Other on-line views on the Nature v. Nurture subject include the following:

  • About.com says, “For example, when a person achieves tremendous academic success, did they do so because they are genetically predisposed to be successful or is it a result of an enriched environment? Today, the majority of experts believe that behavior and development are influenced by both nature and nurture. However, the issue still rages on in many areas such as in the debate on the origins of homosexuality and influences on intelligence.”
  • SimplePsychology.org says, “In practice hardly anyone today accepts either of the extreme positions.  There are simply too many ‘facts’ on both sides of the argument which are inconsistent with an ‘all or nothing’ view.  So instead of asking whether child development is down to nature or nurture the question has been reformulated as ‘How much?’  That is to say, given that heredity and environment both influence the person we become, which is the more important?”

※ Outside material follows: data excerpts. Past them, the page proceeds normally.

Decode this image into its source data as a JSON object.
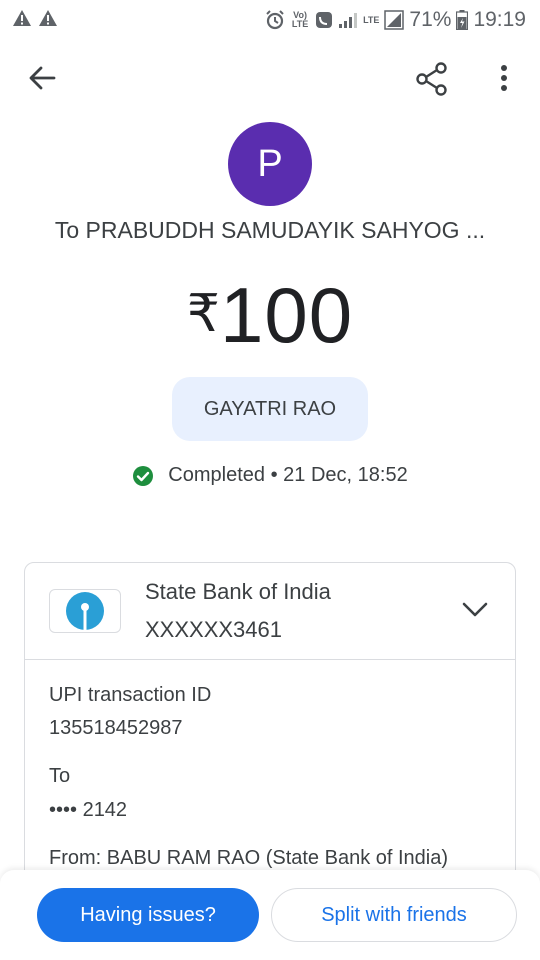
{
  "status_bar": {
    "battery": "71%",
    "time": "19:19",
    "volte_top": "Vo)",
    "volte_bottom": "LTE",
    "lte_label": "LTE",
    "icons": [
      "warning-icon",
      "warning-icon",
      "alarm-icon",
      "volte-icon",
      "data-saver-icon",
      "signal-icon",
      "lte-signal-icon",
      "battery-charging-icon"
    ]
  },
  "app_bar": {
    "icons": [
      "back-arrow-icon",
      "share-icon",
      "more-vert-icon"
    ]
  },
  "payment": {
    "avatar_letter": "P",
    "avatar_color": "#5a2daf",
    "payee": "To PRABUDDH SAMUDAYIK SAHYOG ...",
    "currency": "₹",
    "amount": "100",
    "note": "GAYATRI RAO",
    "status": "Completed",
    "separator": "•",
    "date": "21 Dec, 18:52",
    "status_color": "#1e8e3e"
  },
  "account": {
    "bank_name": "State Bank of India",
    "account_masked": "XXXXXX3461",
    "logo_color": "#2a9fd6"
  },
  "details": {
    "txn_label": "UPI transaction ID",
    "txn_id": "135518452987",
    "to_label": "To",
    "to_value": "•••• 2142",
    "from_line": "From: BABU RAM  RAO (State Bank of India)"
  },
  "actions": {
    "issues_label": "Having issues?",
    "split_label": "Split with friends",
    "accent": "#1a73e8"
  }
}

With respect to my yoga friend with the co-dependent daughter, a blog on PsychologyToday.com convincingly debunks her argument that, because one sibling may be functional and the other dysfunctional, this means the parents have little control over how their kids turn out.  According to the PsychologyToday.com article, titled “Scientific Fraud in the Nature v. Nurture Debate” by David Allen, M.D.:   

  • “Just because two children are close in age and grew up in the same household, this does not mean that they had even remotely similar experiences.  Unbelievably, I still occasionally hear the argument that a particular behavioral disorder could not possibly be shaped primarily by dysfunctional relationships with parents, because siblings of the offending parents have turned out completely differently. That siblings turn out differently is quite true. In fact, they can and often do turn out to be polar opposites! In some families, for example, one son becomes a workaholic and the other a lazy freeloader who refuses to keep a job. I have difficulty imagining a shared genetic mechanism that would lead to an outcome like that, but it can be easily explained by looking at family dynamics and psychology.”
    “The Smothers Brothers comedy duo made an entire career out of feigned sibling rivalry summed up by Tommy Smother’s catch phrase, ‘Ma always liked you best.’ Clearly this theme resonated with a lot of people. Does anybody really treat all of their children in a nearly identical manner? How could they? Children are born with major differences from one another that force parents to react differently to them even if the parents try not to. Even more important, anyone who thinks that some parents do not pick out some of their children to treat like Cinderellas and others to treat like princesses has his or her head in the sand. Or some other dark location that I’m too polite to mention.”
    “In some ethnic groups, contrasting and seemingly unfair treatment of siblings because of their birth order is actually mandated by the culture. For example, in some Chinese families the oldest son often is groomed to inherit the family business, while a younger brother inherits much less if anything. In many Mexican American families, the oldest daughter has the duty to look after her younger siblings. She may have to forego her own high school social life in order to do so, while her younger sister has far fewer family obligations and gets to party on. Of course, parental behavior is not the only influence on how children turn out after they grow up, but it remains one of the most important ones.”

Although my yoga friend will probably not be receptive to this reasoning, I think it is a better life strategy to operate under the belief that we are not controlled by fate and that we can affect the way we and our kids turn out.

As Dr. Allen concluded his blog posting – “I guess I like to think that I have free will. I just don’t know about you.”